Elle ne comprenait pas pourquoi il avait provoqué une telle intimité pour la repousser ensuite. Son souffle s’était mêlé au sien, leurs corps s’étaient frôlés, et pourtant… il avait reculé. Comme s’il jouait un jeu dangereux où elle n’était qu’un pion. Mais au fond, elle savait que ce n’était pas le cas. Il y avait eu quelque chose de vrai, de brut, dans ce moment suspendu. Et c’était bien cela qui la déstabilisait le plus.
Le soir, de retour chez elle, elle s’enferma dans sa chambre et jeta son sac sur le lit. Elle se regarda longuement dans le miroir. Son reflet lui renvoyait l’image d’une femme changée. Moins naïve. Plus consciente. Plus forte aussi.
Elle saisit son carnet noir et écrivit, la main tremblante :
« Il me désire. Mais il m’évite.
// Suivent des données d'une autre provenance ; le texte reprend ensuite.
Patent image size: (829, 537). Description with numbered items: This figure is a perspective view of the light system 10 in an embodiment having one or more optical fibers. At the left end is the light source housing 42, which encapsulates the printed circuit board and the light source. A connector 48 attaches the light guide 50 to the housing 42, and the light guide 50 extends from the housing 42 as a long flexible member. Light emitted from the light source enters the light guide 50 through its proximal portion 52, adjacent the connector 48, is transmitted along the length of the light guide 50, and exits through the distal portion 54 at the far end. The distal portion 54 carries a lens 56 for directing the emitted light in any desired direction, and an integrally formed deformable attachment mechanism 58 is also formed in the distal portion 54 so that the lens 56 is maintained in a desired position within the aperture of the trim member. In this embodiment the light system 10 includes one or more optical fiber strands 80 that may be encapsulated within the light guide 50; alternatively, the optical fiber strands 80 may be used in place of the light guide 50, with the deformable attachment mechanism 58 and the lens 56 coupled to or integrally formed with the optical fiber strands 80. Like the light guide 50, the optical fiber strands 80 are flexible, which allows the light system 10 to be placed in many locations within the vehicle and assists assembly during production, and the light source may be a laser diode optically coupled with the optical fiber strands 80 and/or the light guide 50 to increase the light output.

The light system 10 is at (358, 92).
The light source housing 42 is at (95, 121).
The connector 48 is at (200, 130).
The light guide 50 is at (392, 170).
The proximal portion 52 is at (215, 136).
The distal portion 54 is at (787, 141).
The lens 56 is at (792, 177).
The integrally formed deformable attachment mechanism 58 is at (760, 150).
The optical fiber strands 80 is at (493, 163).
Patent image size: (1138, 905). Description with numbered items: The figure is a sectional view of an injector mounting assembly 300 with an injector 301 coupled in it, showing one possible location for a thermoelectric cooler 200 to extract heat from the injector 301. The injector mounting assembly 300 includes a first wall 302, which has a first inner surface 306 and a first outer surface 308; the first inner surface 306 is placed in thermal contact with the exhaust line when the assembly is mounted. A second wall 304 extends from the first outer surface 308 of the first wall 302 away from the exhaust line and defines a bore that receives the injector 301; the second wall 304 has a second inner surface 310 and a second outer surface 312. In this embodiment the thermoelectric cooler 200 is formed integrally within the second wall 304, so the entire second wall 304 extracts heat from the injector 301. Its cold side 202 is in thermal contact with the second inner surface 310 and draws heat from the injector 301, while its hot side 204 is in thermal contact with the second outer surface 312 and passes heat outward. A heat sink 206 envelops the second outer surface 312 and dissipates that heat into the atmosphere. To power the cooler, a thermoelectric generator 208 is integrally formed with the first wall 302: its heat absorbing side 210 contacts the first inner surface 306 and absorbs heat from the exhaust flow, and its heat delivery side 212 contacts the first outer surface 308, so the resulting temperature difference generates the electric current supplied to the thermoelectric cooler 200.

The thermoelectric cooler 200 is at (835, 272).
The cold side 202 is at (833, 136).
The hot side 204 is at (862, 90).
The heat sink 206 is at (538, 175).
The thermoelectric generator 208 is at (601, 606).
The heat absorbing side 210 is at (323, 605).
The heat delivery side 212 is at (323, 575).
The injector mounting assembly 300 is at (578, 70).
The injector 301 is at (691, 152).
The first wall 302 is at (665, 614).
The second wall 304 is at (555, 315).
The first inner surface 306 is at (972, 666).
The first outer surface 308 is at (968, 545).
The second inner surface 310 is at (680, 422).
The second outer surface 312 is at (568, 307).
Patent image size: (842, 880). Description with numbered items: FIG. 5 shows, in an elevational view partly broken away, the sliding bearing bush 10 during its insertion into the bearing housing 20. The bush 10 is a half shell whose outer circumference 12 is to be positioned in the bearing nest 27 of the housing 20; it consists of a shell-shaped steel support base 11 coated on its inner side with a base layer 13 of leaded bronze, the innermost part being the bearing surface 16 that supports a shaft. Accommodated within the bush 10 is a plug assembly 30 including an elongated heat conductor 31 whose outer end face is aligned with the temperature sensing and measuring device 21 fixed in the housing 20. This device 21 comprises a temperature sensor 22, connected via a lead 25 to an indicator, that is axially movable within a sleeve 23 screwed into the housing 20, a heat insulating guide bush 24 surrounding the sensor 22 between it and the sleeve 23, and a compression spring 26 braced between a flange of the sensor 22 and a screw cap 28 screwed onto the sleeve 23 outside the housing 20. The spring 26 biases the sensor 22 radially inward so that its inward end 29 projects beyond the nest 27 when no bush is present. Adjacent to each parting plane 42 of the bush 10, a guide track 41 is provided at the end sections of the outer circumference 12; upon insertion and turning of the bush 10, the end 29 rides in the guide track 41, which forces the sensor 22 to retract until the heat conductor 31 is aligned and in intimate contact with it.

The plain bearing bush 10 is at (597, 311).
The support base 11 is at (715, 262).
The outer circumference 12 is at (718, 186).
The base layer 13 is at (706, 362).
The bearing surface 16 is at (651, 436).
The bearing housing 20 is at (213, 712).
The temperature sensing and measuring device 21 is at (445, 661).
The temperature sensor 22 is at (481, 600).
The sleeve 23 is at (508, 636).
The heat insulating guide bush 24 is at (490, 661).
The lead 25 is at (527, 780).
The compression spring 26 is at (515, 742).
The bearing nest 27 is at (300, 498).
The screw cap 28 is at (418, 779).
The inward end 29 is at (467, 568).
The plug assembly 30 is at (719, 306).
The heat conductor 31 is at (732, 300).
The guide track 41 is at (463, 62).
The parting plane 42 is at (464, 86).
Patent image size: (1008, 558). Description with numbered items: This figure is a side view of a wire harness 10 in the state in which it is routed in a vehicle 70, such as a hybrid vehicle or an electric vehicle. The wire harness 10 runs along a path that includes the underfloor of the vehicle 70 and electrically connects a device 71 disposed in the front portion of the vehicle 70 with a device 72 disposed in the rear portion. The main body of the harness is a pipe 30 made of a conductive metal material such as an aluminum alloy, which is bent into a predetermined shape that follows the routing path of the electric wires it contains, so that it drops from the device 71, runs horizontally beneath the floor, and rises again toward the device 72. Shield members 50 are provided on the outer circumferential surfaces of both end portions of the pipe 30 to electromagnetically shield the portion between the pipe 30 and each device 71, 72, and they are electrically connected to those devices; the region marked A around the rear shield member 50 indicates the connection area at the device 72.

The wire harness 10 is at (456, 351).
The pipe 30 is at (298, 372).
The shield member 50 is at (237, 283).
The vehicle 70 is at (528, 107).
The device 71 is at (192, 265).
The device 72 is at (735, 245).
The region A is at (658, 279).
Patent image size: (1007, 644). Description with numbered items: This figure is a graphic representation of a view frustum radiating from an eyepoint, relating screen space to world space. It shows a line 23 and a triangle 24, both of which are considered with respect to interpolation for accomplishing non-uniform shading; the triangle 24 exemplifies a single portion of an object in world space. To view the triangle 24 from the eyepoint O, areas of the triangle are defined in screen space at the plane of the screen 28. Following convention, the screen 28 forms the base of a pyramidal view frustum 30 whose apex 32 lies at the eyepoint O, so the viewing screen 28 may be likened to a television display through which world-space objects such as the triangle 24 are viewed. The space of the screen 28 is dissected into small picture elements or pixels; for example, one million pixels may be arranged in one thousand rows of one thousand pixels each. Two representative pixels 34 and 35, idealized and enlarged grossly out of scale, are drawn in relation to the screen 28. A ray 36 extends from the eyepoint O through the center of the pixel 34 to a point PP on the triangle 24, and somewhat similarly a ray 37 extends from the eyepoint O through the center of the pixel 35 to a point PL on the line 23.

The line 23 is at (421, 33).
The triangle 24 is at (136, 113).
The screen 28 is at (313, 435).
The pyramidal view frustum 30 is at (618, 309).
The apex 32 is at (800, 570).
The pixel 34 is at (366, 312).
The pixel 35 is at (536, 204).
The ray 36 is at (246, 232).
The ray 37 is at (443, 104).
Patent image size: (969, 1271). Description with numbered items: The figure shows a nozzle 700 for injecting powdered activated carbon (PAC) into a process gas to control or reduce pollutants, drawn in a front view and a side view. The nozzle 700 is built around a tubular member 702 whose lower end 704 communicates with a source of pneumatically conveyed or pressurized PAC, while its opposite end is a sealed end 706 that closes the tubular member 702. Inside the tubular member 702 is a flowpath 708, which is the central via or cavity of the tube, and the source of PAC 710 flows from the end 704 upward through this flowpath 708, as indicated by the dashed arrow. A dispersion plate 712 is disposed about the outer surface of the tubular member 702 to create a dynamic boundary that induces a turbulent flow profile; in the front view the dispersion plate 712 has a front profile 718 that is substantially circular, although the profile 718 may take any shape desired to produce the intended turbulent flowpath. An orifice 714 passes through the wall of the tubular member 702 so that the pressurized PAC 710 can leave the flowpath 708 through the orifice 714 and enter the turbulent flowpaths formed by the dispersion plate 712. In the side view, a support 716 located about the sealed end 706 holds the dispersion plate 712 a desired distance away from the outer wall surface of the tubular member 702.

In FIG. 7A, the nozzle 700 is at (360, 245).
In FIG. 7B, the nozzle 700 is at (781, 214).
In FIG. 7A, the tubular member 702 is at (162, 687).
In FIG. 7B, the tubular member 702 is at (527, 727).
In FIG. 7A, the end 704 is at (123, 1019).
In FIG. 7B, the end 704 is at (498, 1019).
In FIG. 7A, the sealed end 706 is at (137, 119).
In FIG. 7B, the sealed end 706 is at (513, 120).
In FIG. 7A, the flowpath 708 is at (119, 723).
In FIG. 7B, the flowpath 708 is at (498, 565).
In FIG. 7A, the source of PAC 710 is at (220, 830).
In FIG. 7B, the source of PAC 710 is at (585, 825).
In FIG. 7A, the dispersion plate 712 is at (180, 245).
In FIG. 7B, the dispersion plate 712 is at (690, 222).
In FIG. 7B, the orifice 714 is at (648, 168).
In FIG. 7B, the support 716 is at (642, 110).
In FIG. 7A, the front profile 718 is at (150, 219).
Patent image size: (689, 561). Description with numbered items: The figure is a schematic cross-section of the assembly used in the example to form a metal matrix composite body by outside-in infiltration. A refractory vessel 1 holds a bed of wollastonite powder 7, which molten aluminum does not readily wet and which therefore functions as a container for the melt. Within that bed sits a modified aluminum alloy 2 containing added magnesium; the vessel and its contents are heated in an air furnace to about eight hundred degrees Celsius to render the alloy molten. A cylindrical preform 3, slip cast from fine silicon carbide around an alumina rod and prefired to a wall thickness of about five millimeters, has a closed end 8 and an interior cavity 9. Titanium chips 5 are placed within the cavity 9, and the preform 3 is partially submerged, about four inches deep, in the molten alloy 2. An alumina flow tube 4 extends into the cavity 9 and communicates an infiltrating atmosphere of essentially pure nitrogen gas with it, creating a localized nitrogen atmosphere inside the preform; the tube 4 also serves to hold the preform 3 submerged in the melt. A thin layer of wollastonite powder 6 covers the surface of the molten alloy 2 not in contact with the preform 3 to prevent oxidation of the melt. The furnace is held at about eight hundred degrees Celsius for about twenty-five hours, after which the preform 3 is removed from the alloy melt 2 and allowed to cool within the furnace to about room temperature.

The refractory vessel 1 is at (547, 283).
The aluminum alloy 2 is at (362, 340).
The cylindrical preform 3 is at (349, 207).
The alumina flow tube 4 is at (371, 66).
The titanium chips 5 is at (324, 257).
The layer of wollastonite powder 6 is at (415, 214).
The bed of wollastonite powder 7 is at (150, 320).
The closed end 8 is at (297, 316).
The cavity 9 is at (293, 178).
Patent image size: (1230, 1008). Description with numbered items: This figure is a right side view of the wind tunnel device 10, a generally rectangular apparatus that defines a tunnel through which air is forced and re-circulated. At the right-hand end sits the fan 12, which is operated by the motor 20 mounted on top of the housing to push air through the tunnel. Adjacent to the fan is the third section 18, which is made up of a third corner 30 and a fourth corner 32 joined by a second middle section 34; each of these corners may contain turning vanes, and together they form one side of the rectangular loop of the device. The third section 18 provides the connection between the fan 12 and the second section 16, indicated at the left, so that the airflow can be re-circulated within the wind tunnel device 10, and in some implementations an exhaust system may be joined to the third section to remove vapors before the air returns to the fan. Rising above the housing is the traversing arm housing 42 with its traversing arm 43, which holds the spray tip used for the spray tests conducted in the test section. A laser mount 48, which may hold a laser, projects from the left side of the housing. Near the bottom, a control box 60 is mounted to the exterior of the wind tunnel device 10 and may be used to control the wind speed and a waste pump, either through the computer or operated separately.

Il me provoque, mais me repousse. Que cherche-t-il vraiment ? Et pourquoi est-ce que je ressens ce manque, cette attente, cette fureur dans chaque fibre de mon être ? »
Le lendemain matin, au siège du Blackwell Group, la tension flottait comme une brume invisible. Les regards fuyants, les chuchotements, les mouvements brusques… tout semblait amplifier l’agitation intérieure d’Éléa.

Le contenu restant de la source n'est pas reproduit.